The new Obama ad juxtaposes endorsements: Warren Buffett and Colin Powell, vs. George W. Bush and Dick Cheney. The Cheney quote, as featured in the ad: "I'm delighted to support John McCain and . . . I'm pleased that he's chosen a running mate with executive talent, toughness and common sense, our next vice president Sarah Palin."
Speaking of interesting timing: "Democratic presidential nominee Barack Obama said Saturday he didn't know his aunt was living in the United States illegally and believes that laws covering the situation should be followed," per the AP's Nedra Pickler. "The Associated Press found that Obama's aunt had been instructed to leave the country four years ago by an immigration judge who rejected her request for asylum from her native Kenya."
"News of Onyango's legal status, which the AP confirmed through sources, including a federal law enforcement official, provided an unwelcome diversion for the Obama campaign during its final push toward Election Day and stoked suspicions among supporters of a political motive behind the timing of the leak," Politico's Carrie Budoff Brown reports.
Then there's the prank call. (How did they get through? How did it last so long? What have Gov. Palin's other conversations with real world leaders been like?)
From the very many highlights: "You know, I can see you as president one day," the caller cooed, in an accent like Pepe Le Pew, per the write-up from ABC's David Wright, Alyssa Litoff, and Bret Hovell.
Palin giggled. "Maybe in eight years!" she said.
Between the hunting date, the views of Belgium, and hugs for Carla Bruni, a classic all around.
The response from Palin spokeswoman Tracey Schmitt: "C'est la vie."
Per ABC's Jake Tapper, the response from Obama senior adviser Robert Gibbs: "I'm glad we check out our calls before we hand the phone to Barack Obama."
Yes, she (unwittingly) played along with a Canadian comic team. But Sarah Palin is going the entire campaign without doing a Sunday show.
ABC's "This Week with George Stephanopoulos" features a face-off between David Axelrod, Obama's top strategist, and Rick Davis, McCain's campaign manager.
Davis and Obama campaign manager David Plouffe are on "Fox News Sunday," along with Karl Rove.

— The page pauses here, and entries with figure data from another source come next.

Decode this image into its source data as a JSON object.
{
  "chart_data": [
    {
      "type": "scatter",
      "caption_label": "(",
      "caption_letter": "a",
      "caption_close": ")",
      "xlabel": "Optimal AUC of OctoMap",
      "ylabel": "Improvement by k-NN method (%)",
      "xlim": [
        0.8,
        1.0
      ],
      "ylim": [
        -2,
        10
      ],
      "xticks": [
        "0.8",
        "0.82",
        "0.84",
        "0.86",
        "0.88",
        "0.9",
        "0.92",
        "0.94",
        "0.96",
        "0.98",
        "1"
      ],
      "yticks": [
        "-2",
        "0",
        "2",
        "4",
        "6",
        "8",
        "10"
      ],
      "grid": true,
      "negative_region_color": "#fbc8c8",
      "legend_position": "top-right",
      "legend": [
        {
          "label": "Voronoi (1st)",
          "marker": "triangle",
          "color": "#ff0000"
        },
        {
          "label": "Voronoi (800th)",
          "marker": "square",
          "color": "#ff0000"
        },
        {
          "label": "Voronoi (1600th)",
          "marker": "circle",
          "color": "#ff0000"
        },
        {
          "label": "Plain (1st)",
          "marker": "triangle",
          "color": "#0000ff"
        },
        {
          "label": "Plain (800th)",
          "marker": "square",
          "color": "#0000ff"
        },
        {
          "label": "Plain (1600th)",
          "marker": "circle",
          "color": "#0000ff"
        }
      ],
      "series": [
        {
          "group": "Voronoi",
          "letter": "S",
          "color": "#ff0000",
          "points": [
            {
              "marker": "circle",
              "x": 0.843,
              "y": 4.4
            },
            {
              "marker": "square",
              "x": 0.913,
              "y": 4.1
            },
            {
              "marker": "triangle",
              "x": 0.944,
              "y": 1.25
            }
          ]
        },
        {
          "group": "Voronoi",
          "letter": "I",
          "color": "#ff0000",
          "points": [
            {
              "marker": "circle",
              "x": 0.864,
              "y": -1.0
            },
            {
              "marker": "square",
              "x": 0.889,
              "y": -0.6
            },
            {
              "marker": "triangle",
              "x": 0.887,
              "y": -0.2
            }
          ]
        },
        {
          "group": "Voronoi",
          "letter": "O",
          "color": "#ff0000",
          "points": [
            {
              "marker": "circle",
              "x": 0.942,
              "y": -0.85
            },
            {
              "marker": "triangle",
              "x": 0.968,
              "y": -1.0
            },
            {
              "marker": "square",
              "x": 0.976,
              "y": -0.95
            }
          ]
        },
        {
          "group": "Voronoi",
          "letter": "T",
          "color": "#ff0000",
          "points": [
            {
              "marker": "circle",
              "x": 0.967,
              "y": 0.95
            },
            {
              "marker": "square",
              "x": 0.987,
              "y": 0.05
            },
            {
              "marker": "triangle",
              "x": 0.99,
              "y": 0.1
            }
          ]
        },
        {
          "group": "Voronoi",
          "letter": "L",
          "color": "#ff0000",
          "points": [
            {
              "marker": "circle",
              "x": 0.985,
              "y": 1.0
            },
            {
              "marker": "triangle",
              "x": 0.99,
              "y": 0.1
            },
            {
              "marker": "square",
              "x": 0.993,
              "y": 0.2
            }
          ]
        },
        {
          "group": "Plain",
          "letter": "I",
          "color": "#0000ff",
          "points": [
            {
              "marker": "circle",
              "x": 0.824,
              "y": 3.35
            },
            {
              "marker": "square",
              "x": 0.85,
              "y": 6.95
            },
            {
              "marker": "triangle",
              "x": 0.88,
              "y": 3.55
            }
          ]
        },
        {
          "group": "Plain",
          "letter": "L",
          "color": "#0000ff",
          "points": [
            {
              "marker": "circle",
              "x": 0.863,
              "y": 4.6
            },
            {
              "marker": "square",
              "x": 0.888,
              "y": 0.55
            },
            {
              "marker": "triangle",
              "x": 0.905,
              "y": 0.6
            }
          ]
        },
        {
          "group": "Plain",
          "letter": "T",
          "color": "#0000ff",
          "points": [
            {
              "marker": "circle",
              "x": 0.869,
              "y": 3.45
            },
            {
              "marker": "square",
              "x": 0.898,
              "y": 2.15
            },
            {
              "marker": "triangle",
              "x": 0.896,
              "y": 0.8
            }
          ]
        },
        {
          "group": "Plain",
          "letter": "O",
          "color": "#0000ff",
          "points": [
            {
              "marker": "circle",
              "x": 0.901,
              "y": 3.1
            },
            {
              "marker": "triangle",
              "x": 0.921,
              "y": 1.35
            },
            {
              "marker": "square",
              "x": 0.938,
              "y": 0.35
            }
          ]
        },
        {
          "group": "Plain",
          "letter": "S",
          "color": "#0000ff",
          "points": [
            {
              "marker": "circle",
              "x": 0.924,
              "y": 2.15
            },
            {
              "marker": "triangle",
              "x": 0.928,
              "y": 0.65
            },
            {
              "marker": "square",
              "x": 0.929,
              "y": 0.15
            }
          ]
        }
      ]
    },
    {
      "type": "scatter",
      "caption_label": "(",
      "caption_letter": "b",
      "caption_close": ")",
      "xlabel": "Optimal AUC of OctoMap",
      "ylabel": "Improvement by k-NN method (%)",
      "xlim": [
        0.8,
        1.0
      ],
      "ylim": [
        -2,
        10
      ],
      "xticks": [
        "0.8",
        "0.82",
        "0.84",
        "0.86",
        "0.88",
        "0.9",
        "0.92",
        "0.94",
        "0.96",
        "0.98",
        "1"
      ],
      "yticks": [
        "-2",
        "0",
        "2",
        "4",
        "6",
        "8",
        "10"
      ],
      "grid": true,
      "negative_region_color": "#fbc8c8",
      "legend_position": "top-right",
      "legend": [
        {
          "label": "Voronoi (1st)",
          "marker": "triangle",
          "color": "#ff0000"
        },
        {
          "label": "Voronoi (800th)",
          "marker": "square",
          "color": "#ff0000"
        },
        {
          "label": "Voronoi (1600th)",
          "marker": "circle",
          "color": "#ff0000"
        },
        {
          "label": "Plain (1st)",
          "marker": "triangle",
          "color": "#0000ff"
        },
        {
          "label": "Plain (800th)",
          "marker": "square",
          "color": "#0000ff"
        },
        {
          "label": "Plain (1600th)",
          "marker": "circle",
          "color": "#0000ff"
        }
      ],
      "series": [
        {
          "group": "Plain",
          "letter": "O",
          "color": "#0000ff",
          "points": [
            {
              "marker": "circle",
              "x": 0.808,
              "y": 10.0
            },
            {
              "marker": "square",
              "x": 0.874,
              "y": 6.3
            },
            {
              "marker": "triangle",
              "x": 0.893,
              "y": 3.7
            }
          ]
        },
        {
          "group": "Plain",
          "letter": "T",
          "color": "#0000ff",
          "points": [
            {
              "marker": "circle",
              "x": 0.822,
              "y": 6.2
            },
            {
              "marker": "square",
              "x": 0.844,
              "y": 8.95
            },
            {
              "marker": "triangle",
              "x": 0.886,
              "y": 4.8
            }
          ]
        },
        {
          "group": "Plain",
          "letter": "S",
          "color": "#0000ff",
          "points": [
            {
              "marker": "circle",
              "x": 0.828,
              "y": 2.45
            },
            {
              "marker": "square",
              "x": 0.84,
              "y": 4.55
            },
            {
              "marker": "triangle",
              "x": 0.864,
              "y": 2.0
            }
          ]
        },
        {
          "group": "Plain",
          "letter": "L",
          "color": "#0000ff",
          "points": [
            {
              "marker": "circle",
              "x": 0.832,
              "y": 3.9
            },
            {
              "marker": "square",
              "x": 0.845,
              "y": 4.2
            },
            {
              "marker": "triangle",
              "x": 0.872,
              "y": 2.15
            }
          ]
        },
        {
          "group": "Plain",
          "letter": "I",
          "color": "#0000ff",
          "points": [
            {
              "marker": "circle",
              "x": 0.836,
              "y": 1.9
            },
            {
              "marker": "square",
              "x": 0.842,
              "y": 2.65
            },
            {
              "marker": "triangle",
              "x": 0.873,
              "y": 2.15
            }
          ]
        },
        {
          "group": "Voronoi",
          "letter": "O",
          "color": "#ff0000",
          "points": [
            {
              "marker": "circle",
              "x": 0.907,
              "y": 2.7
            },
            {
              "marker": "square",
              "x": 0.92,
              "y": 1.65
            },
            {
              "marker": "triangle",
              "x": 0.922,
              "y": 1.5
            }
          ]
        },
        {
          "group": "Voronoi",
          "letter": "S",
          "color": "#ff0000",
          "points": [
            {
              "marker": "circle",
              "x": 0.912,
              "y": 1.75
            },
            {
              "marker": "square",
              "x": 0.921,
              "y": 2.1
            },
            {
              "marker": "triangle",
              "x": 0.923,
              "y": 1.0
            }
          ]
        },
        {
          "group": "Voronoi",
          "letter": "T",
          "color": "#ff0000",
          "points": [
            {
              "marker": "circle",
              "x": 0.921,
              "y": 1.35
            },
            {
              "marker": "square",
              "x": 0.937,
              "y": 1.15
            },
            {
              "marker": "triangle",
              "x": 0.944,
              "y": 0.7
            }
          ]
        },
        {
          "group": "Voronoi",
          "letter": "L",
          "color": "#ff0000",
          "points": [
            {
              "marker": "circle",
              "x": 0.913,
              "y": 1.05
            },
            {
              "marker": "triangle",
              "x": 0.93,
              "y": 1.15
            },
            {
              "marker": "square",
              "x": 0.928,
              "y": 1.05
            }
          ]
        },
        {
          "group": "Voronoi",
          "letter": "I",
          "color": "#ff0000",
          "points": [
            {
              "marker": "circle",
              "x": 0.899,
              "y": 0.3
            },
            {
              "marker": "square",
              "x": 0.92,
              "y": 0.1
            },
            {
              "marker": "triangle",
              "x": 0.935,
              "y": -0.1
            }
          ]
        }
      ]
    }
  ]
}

"Face the Nation" has Axelrod, Sen. Lindsey Graham, R-S.C., Sen. John Ensign, R-Nev., and Sen. Chuck Schumer, D-N.Y.
"Meet the Press" features Sen. John Kerry, D-Mass., and former Sen. Fred Thompson, R-Tenn.
CNN's "Late Edition" has Pennsylvania's senators, Democrat Bob Casey and Republican Arlen Specter, a Republican. Four governors are also on the program: Tim Kaine, D-Va.; Tim Pawlenty, R-Minn.; Mark Sanford, R-S.C.; and Deval Patrick, D-Mass.
Obama sits down with CBS' Katie Couric Sunday, for an interview that will air Sunday and Monday.
The Kicker:
"No, I'll be a careful shot, yes." -- Sarah Palin, responding to what she thought was French President Nicholas Sarkozy saying he wanted to go hunting with her, "as long as we don't bring Vice President Cheney."
"As a reminder, all undergarments are non-refundable." -- John McCain, on "Saturday Night Live."